When you first start doing the WMND exercise, you’ll notice that there are six different parts to it. The first thing you need to do is curl your fingers down into your hand like a fist. Place your thumb overtop the tips of your fingers and hold it in that position for at least five seconds. Once the time has elapsed, open your hand up and extend your fingers as much as possible.

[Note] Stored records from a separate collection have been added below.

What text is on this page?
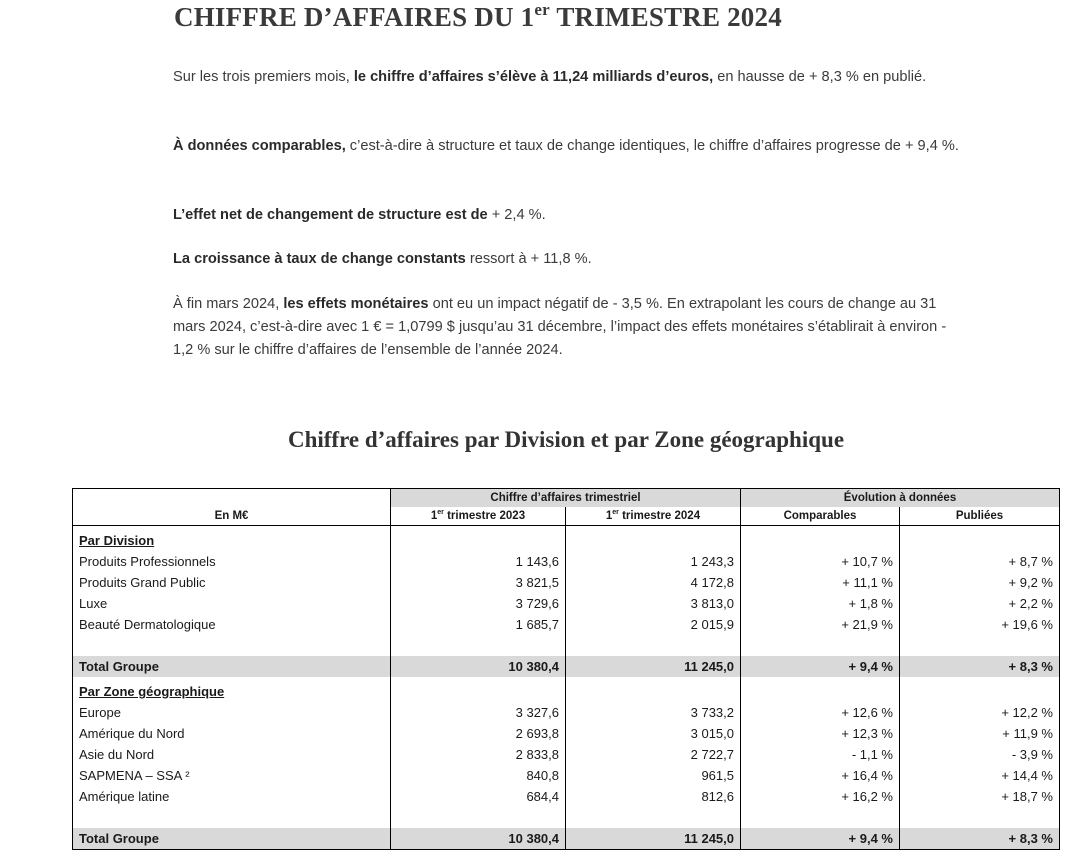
CHIFFRE D’AFFAIRES DU 1er TRIMESTRE 2024

Sur les trois premiers mois, le chiffre d’affaires s’élève à 11,24 milliards d’euros, en hausse de + 8,3 % en publié.

À données comparables, c’est-à-dire à structure et taux de change identiques, le chiffre d’affaires progresse de + 9,4 %.

L’effet net de changement de structure est de + 2,4 %.

La croissance à taux de change constants ressort à + 11,8 %.

À fin mars 2024, les effets monétaires ont eu un impact négatif de - 3,5 %. En extrapolant les cours de change au 31 mars 2024, c’est-à-dire avec 1 € = 1,0799 $ jusqu’au 31 décembre, l’impact des effets monétaires s’établirait à environ - 1,2 % sur le chiffre d’affaires de l’ensemble de l’année 2024.

Chiffre d’affaires par Division et par Zone géographique
	Chiffre d’affaires trimestriel		Évolution à données	
En M€	1er trimestre 2023	1er trimestre 2024	Comparables	Publiées
Par Division				
Produits Professionnels	1 143,6	1 243,3	+ 10,7 %	+ 8,7 %
Produits Grand Public	3 821,5	4 172,8	+ 11,1 %	+ 9,2 %
Luxe	3 729,6	3 813,0	+ 1,8 %	+ 2,2 %
Beauté Dermatologique	1 685,7	2 015,9	+ 21,9 %	+ 19,6 %

Total Groupe	10 380,4	11 245,0	+ 9,4 %	+ 8,3 %
Par Zone géographique				
Europe	3 327,6	3 733,2	+ 12,6 %	+ 12,2 %
Amérique du Nord	2 693,8	3 015,0	+ 12,3 %	+ 11,9 %
Asie du Nord	2 833,8	2 722,7	- 1,1 %	- 3,9 %
SAPMENA – SSA ²	840,8	961,5	+ 16,4 %	+ 14,4 %
Amérique latine	684,4	812,6	+ 16,2 %	+ 18,7 %

Total Groupe	10 380,4	11 245,0	+ 9,4 %	+ 8,3 %
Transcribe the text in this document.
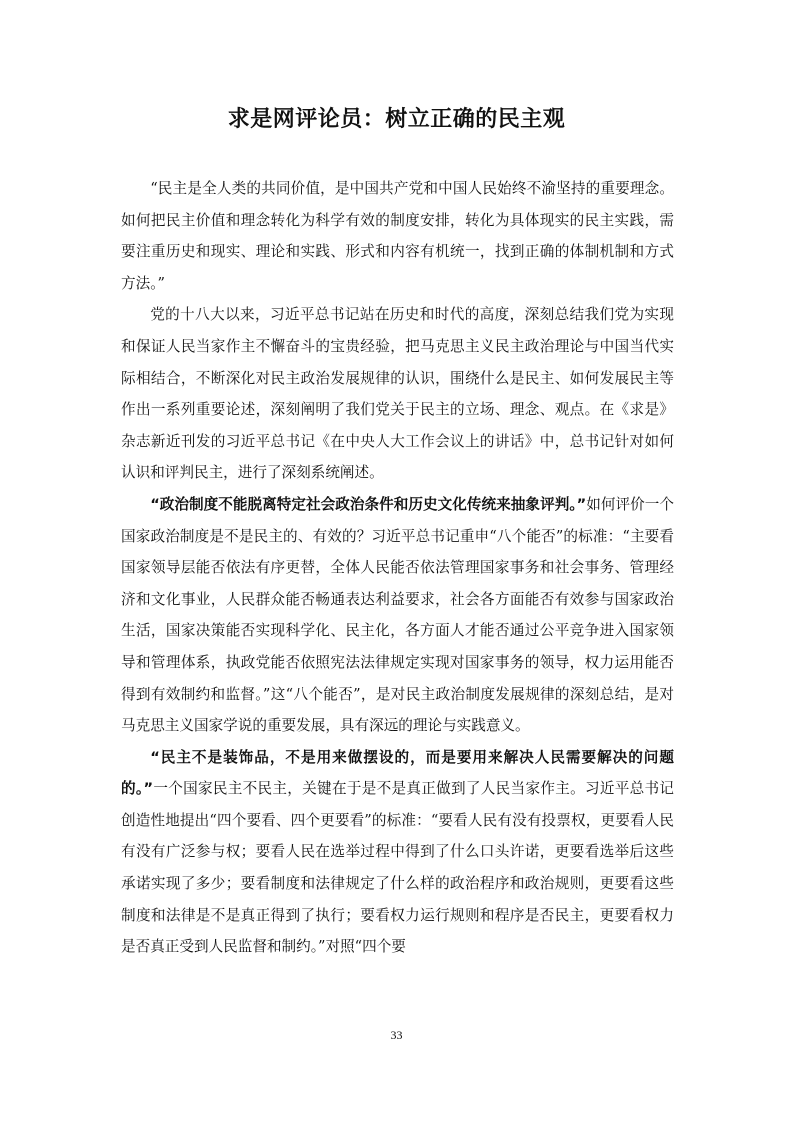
求是网评论员：树立正确的民主观

“民主是全人类的共同价值，是中国共产党和中国人民始终不渝坚持的重要理念。如何把民主价值和理念转化为科学有效的制度安排，转化为具体现实的民主实践，需要注重历史和现实、理论和实践、形式和内容有机统一，找到正确的体制机制和方式方法。”

党的十八大以来，习近平总书记站在历史和时代的高度，深刻总结我们党为实现和保证人民当家作主不懈奋斗的宝贵经验，把马克思主义民主政治理论与中国当代实际相结合，不断深化对民主政治发展规律的认识，围绕什么是民主、如何发展民主等作出一系列重要论述，深刻阐明了我们党关于民主的立场、理念、观点。在《求是》杂志新近刊发的习近平总书记《在中央人大工作会议上的讲话》中，总书记针对如何认识和评判民主，进行了深刻系统阐述。

“政治制度不能脱离特定社会政治条件和历史文化传统来抽象评判。”如何评价一个国家政治制度是不是民主的、有效的？习近平总书记重申“八个能否”的标准：“主要看国家领导层能否依法有序更替，全体人民能否依法管理国家事务和社会事务、管理经济和文化事业，人民群众能否畅通表达利益要求，社会各方面能否有效参与国家政治生活，国家决策能否实现科学化、民主化，各方面人才能否通过公平竞争进入国家领导和管理体系，执政党能否依照宪法法律规定实现对国家事务的领导，权力运用能否得到有效制约和监督。”这“八个能否”，是对民主政治制度发展规律的深刻总结，是对马克思主义国家学说的重要发展，具有深远的理论与实践意义。

“民主不是装饰品，不是用来做摆设的，而是要用来解决人民需要解决的问题的。”一个国家民主不民主，关键在于是不是真正做到了人民当家作主。习近平总书记创造性地提出“四个要看、四个更要看”的标准：“要看人民有没有投票权，更要看人民有没有广泛参与权；要看人民在选举过程中得到了什么口头许诺，更要看选举后这些承诺实现了多少；要看制度和法律规定了什么样的政治程序和政治规则，更要看这些制度和法律是不是真正得到了执行；要看权力运行规则和程序是否民主，更要看权力是否真正受到人民监督和制约。”对照“四个要

33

After another five seconds has elapsed, move your hand and flex it backwards. Keeping your wrist straight the whole time, see how far you can bend your hand back towards your forearm (see how close you get to touching your forearm with your fingers). The first few times you this, you’re probably going to see a lot of tension in your hand itself, so shorten the time at first and then increase it to five seconds once you feel more comfortable.

Second

These three exercises will make you feel very good. The stretching may be difficult at first, but it will get easier as you go. With your thumb and index finger, make the shape of an “L.” Your other three fingers should be tucked in next to your index finger. Stretch your thumb as hard as you can without causing pain. Hold it, which will generally be about five seconds the first time. The longer you do it, the easier the next time will be.

Now that everything is in place, keep your wrist straight and sway your hand to the right. If you don’t understand that, then hold your hand to your face with fingers together and try to get your hand to a 90 degree angle. Most likely you won’t be able to which okay, but this will help you understand how the exercise works. After 5 seconds move your hand in the opposite direction.

The Finishing Touch

In order to get the most out of these carpal tunnel exercises, give yourself a little push. If your turning your hand with the wrist straight, try pulling the thumb back a bit. It will give you plenty of extra pressure and increase the positive effects of your routine. At the end of the exercise and reps you do, a feeling of relief should start to set in. If it doesn’t, we always suggest meeting with your family physician to get the appropriate help you need.